21.2.10

Burnout

Ventiseinovembreduamilanove.

Vecchia piccola borghesia, per piccina che tu sia,
Non so dire se fai più rabbia, pena, schifo, o malinconia.

E hanno il coraggio di lamentarsi.
Di drogarsi.
Di prostituirsi.
Di separarsi.
Di contraddirsi.
Di avvelenarsi.
Di intenerirsi.
Di valutarsi.
Di impiccarsi.

Supplicando per nuovi scontri,
I nostri impliciti pianti interrotti.
L'aria ci appanna gli occhi e i buoni propositi.
Ci incontreremo in Antardide, vi chiameremo zar.

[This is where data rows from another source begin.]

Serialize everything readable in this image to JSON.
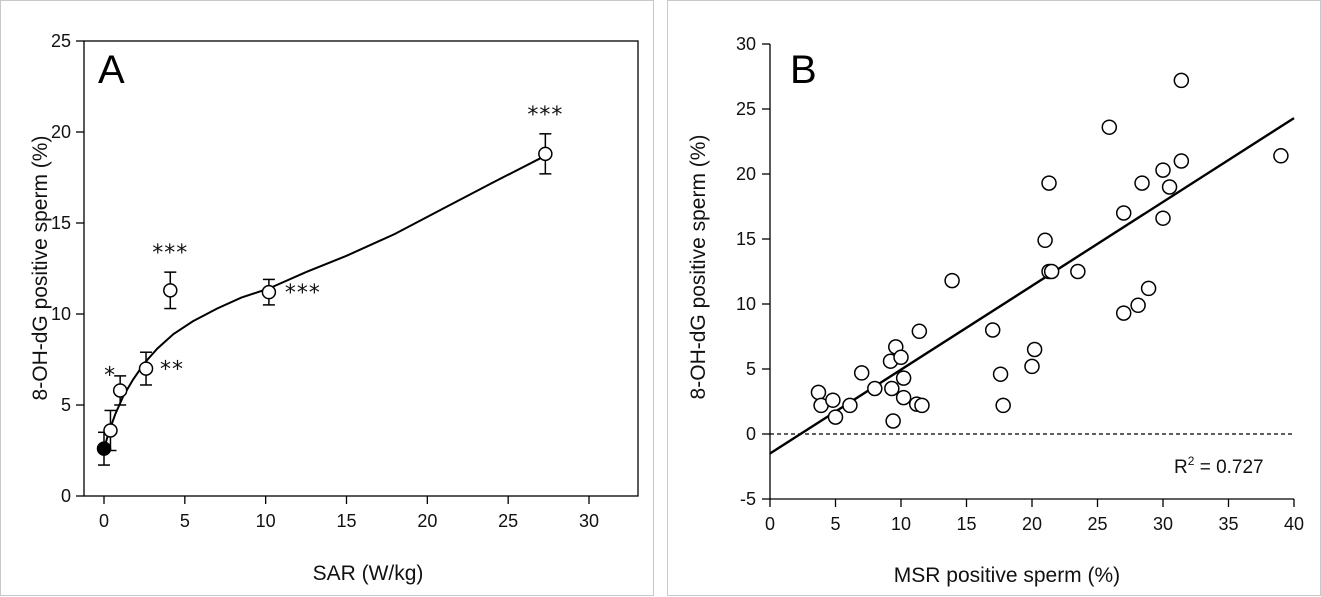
{
  "chart_data": [
    {
      "type": "scatter",
      "panel_label": "A",
      "xlabel": "SAR (W/kg)",
      "ylabel": "8-OH-dG positive sperm  (%)",
      "xlim": [
        -1,
        33
      ],
      "ylim": [
        0,
        25
      ],
      "xticks": [
        0,
        5,
        10,
        15,
        20,
        25,
        30
      ],
      "yticks": [
        0,
        5,
        10,
        15,
        20,
        25
      ],
      "grid": false,
      "series": [
        {
          "marker": "filled-circle",
          "points": [
            {
              "x": 0,
              "y": 2.6,
              "err": 0.9
            }
          ]
        },
        {
          "marker": "open-circle",
          "points": [
            {
              "x": 0.4,
              "y": 3.6,
              "err": 1.1,
              "label": ""
            },
            {
              "x": 1.0,
              "y": 5.8,
              "err": 0.8,
              "label": "*"
            },
            {
              "x": 2.6,
              "y": 7.0,
              "err": 0.9,
              "label": "**"
            },
            {
              "x": 4.1,
              "y": 11.3,
              "err": 1.0,
              "label": "***"
            },
            {
              "x": 10.2,
              "y": 11.2,
              "err": 0.7,
              "label": "***"
            },
            {
              "x": 27.3,
              "y": 18.8,
              "err": 1.1,
              "label": "***"
            }
          ]
        }
      ],
      "curve": [
        [
          0,
          2.6
        ],
        [
          0.3,
          3.5
        ],
        [
          0.7,
          4.5
        ],
        [
          1.2,
          5.5
        ],
        [
          1.8,
          6.4
        ],
        [
          2.5,
          7.3
        ],
        [
          3.3,
          8.1
        ],
        [
          4.3,
          8.9
        ],
        [
          5.5,
          9.6
        ],
        [
          7.0,
          10.3
        ],
        [
          8.5,
          10.9
        ],
        [
          10.2,
          11.4
        ],
        [
          12.5,
          12.3
        ],
        [
          15,
          13.2
        ],
        [
          18,
          14.4
        ],
        [
          21,
          15.8
        ],
        [
          24,
          17.2
        ],
        [
          27.3,
          18.7
        ]
      ],
      "annotations": [
        "*",
        "**",
        "***",
        "***",
        "***"
      ]
    },
    {
      "type": "scatter",
      "panel_label": "B",
      "xlabel": "MSR positive sperm (%)",
      "ylabel": "8-OH-dG positive sperm (%)",
      "xlim": [
        0,
        40
      ],
      "ylim": [
        -5,
        30
      ],
      "xticks": [
        0,
        5,
        10,
        15,
        20,
        25,
        30,
        35,
        40
      ],
      "yticks": [
        -5,
        0,
        5,
        10,
        15,
        20,
        25,
        30
      ],
      "grid": false,
      "zero_line": {
        "y": 0,
        "style": "dashed"
      },
      "fit_line": {
        "x": [
          0,
          40
        ],
        "y": [
          -1.5,
          24.3
        ]
      },
      "r2_text": {
        "prefix": "R",
        "sup": "2",
        "value": " = 0.727"
      },
      "points": [
        [
          3.7,
          3.2
        ],
        [
          3.9,
          2.2
        ],
        [
          4.8,
          2.6
        ],
        [
          5.0,
          1.3
        ],
        [
          6.1,
          2.2
        ],
        [
          7.0,
          4.7
        ],
        [
          8.0,
          3.5
        ],
        [
          9.2,
          5.6
        ],
        [
          9.6,
          6.7
        ],
        [
          9.3,
          3.5
        ],
        [
          9.4,
          1.0
        ],
        [
          10.0,
          5.9
        ],
        [
          10.2,
          4.3
        ],
        [
          10.2,
          2.8
        ],
        [
          11.2,
          2.3
        ],
        [
          11.4,
          7.9
        ],
        [
          11.6,
          2.2
        ],
        [
          13.9,
          11.8
        ],
        [
          17.0,
          8.0
        ],
        [
          17.6,
          4.6
        ],
        [
          17.8,
          2.2
        ],
        [
          20.0,
          5.2
        ],
        [
          20.2,
          6.5
        ],
        [
          21.0,
          14.9
        ],
        [
          21.3,
          19.3
        ],
        [
          21.3,
          12.5
        ],
        [
          21.5,
          12.5
        ],
        [
          23.5,
          12.5
        ],
        [
          25.9,
          23.6
        ],
        [
          27.0,
          17.0
        ],
        [
          27.0,
          9.3
        ],
        [
          28.1,
          9.9
        ],
        [
          28.4,
          19.3
        ],
        [
          28.9,
          11.2
        ],
        [
          30.0,
          20.3
        ],
        [
          30.0,
          16.6
        ],
        [
          30.5,
          19.0
        ],
        [
          31.4,
          21.0
        ],
        [
          31.4,
          27.2
        ],
        [
          39.0,
          21.4
        ]
      ]
    }
  ]
}
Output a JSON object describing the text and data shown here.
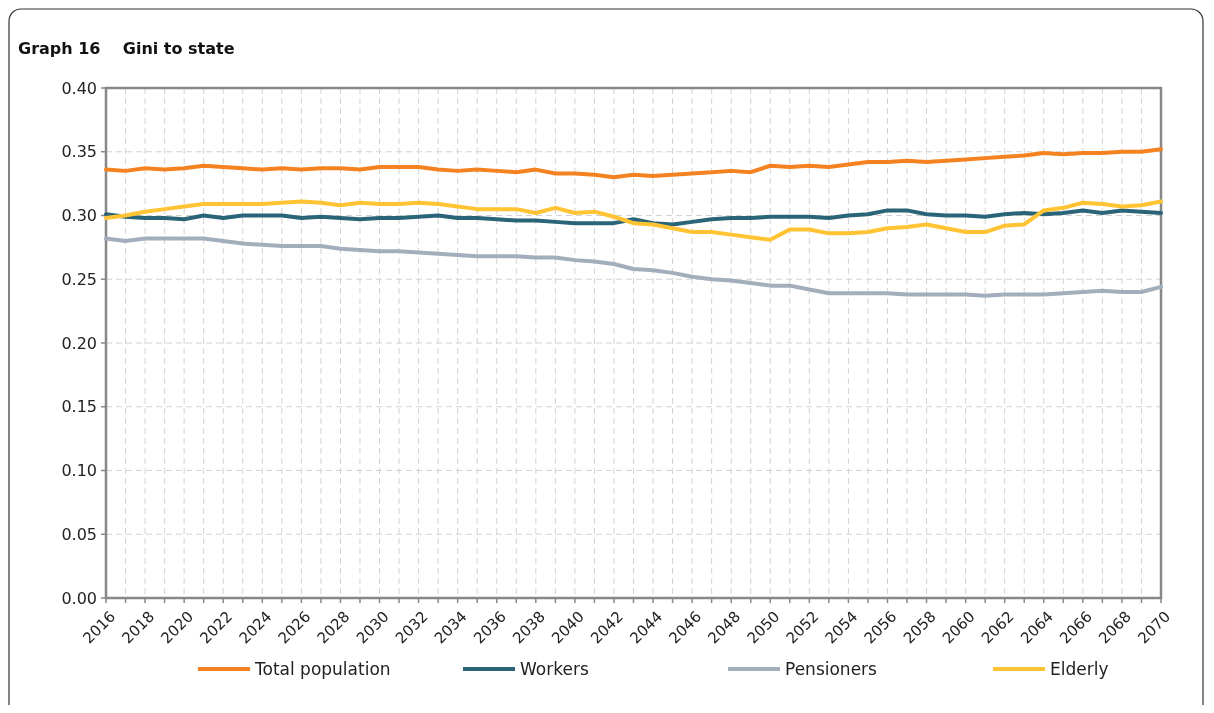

E non ho il coraggio di perderti.
Di investirti.
Di scuoterti.
Di negarti.
Di commuoverti.
Di crederti.
Di sorvolarti.
Di corromperti.
Di circumnavigarti.

Orgasmi iperprotettivi nel nostro buio prefabbricato.
La nostra pace terrificante.
Costruiremo le nostre Americhe personali sulla sabbia.
Berremo fino a farci uscire sangue dagli zigomi.
Vibra il nostro fegato d'esportazione.

Strappandomi le palpebre mi vergognai.
Mi condannai.
Mi consolai.
Mi rivoltai.
Mi stroncai.
Mi prostrai.
Mi affogai.
Mi lacerai.
Mi addormentai.

Chiederemo il futuro ai segnali stradali.
Ci chiamavano disadattati e ci costringevano a deportarci.
Non avevo mai odiato tanto una risata. O forse sì.
Non avevo mai odiato tanto scoprirmi suppellettile.
Quando fine diventa arte. Quando l'isola che non c'è.
Se solo avessi del tabacco riuscirei a vedervi meglio.
Dicevamo che. E invece mi hai dimostrato che.
Pertanto direi che. Sì, direi proprio che.
I tuoi occhi al limone, lo sguardo attento di Fabrizio.
Inveivo contro un passato troppo prossimo
Mentre convalidavo la mia presenza all'Inferno.
Alla ricerca dell'identità su guance rosse e capelli ossigenati.
Le vostre scatole craniche di forma fallica mal confezionate
Che ballavano disarmonie sconosciute. Gli abbracci spezzati.

Ed il profumo di quei fiori ha ucciso la marchesa.